The July cyber attack on the OPM, which has since been blamed on hackers working out of China, resulted in the loss of over 21.5 million federal records.
These included names, addresses, sensitive financial information and Social Security Numbers (SSNs) of federal employees, OPM staff and contractors both past and present.
However, after further investigation, the OPM and the Department of Defense have admitted the attack was worse than previously reported, with almost five time as many fingerprint records stolen than first thought.
“Of the 21.5 million individuals whose Social Security Numbers and other sensitive information were impacted by the breach, the subset of individuals whose fingerprints have been stolen has increased from a total of approximately 1.1 million to approximately 5.6 million,” admitted the OPM.
The investigators said the ability to exploit fingerprint data “is limited”, but admitted “this probability could change over time as technology evolves".
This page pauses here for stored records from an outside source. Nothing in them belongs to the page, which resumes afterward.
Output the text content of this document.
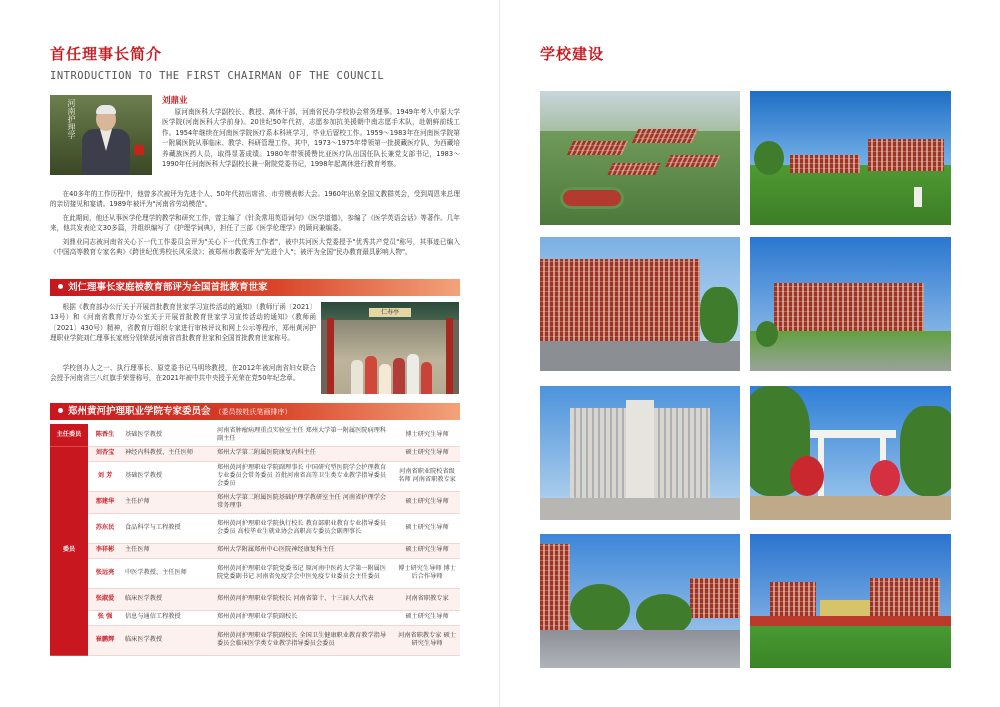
首任理事长简介
INTRODUCTION TO THE FIRST CHAIRMAN OF THE COUNCIL
河南护理学	刘鼎业
原河南医科大学副校长、教授、离休干部，河南省民办学校协会常务理事。1949年考入中原大学医学院(河南医科大学前身)。20世纪50年代初，志愿参加抗美援朝中南志愿手术队，赴朝鲜前线工作。1954年继续在河南医学院医疗系本科班学习，毕业后留校工作。1959～1983年在河南医学院第一附属医院从事临床、教学、科研管理工作。其中，1973～1975年带领第一批援藏医疗队，为西藏培养藏族医药人员，取得显著成绩。1980年带领援赞比亚医疗队出国任队长兼党支部书记，1983～1990年任河南医科大学副校长兼一附院党委书记，1998年起离休进行教育考察。
在40多年的工作历程中，他曾多次被评为先进个人、50年代初出席省、市劳模表彰大会。1960年出席全国文教群英会，受到周恩来总理的亲切接见和宴请。1989年被评为"河南省劳动模范"。
在此期间，他还从事医学伦理学的教学和研究工作，曾主编了《针灸常用英语词句》《医学道德》，参编了《医学英语会话》等著作。几年来，他共发表论文30多篇，并组织编写了《护理学词典》，担任了三部《医学伦理学》的顾问兼编委。
刘鼎业同志被河南省关心下一代工作委员会评为"关心下一代优秀工作者"，被中共河医大党委授予"优秀共产党员"称号，其事迹已编入《中国高等教育专家名典》《跨世纪优秀校长风采录》；被郑州市教委评为"先进个人"；被评为全国"民办教育最具影响人物"。
刘仁理事长家庭被教育部评为全国首批教育世家
根据《教育部办公厅关于开展首批教育世家学习宣传活动的通知》（教师厅函〔2021〕13号）和《河南省教育厅办公室关于开展首批教育世家学习宣传活动的通知》（教师函〔2021〕430号）精神，省教育厅组织专家进行审核评议和网上公示等程序，郑州黄河护理职业学院刘仁理事长家庭分别荣获河南省首批教育世家和全国首批教育世家称号。
学校创办人之一、执行理事长、原党委书记马明珍教授，在2012年被河南省妇女联合会授予河南省三八红旗手荣誉称号，在2021年被中共中央授予光荣在党50年纪念章。
仁寿亭
郑州黄河护理职业学院专家委员会 （委员按姓氏笔画排序）
主任委员	陈香生	基础医学教授	河南省肿瘤病理重点实验室主任 郑州大学第一附属医院病理科副主任	博士研究生导师
委员	刘杏宝	神经内科教授、主任医师	郑州大学第二附属医院康复内科主任	硕士研究生导师
	刘 芳	基础医学教授	郑州黄河护理职业学院副理事长 中国研究型医院学会护理教育专业委员会常务委员 首批河南省高等卫生类专业教学指导委员会委员	河南省职业院校省级名师 河南省职教专家
	那建华	主任护师	郑州大学第二附属医院基础护理学教研室主任 河南省护理学会常务理事	硕士研究生导师
	苏东民	食品科学与工程教授	郑州黄河护理职业学院执行校长 教育部职业教育专业指导委员会委员 高校毕业生就业协会高职高专委员会副理事长	硕士研究生导师
	李祥彬	主任医师	郑州大学附属郑州中心医院神经康复科主任	硕士研究生导师
	张远亮	中医学教授、主任医师	郑州黄河护理职业学院党委书记 原河南中医药大学第一附属医院党委副书记 河南省免疫学会中医免疫专业委员会主任委员	博士研究生导师 博士后合作导师
	张淑爱	临床医学教授	郑州黄河护理职业学院校长 河南省第十、十三届人大代表	河南省职教专家
	张 强	信息与通信工程教授	郑州黄河护理职业学院副校长	硕士研究生导师
	崔鹏辉	临床医学教授	郑州黄河护理职业学院副校长 全国卫生健康职业教育教学指导委员会临床医学类专业教学指导委员会委员	河南省职教专家 硕士研究生导师
学校建设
As a result of this risk, an expert team is being assembled - comprising personnel from the FBI, Department of Defense and Homeland Security – to review potential ways hackers or foreign intelligence agencies could misuse fingerprint data in the future.
“This group will also seek to develop potential ways to prevent such misuse. If, in the future, new means are developed to misuse the fingerprint data, the government will provide additional information to individuals whose fingerprints may have been stolen in this breach,” reads the OPM statement.
The US government is offering anyone impacted by the hack identity and fraud protection services free of charge, while the investigation team continues to analyse the mass of data to determine exactly what was stolen.
The news comes at a time when the US and China are attempting to negotiate a so-called cyber peace deal just as Chinese president Xi Jinping begins his first state visit to the country.
During a briefing with the military in Washington, Obama said cyber attacks will now be treated as a “core national security threat”.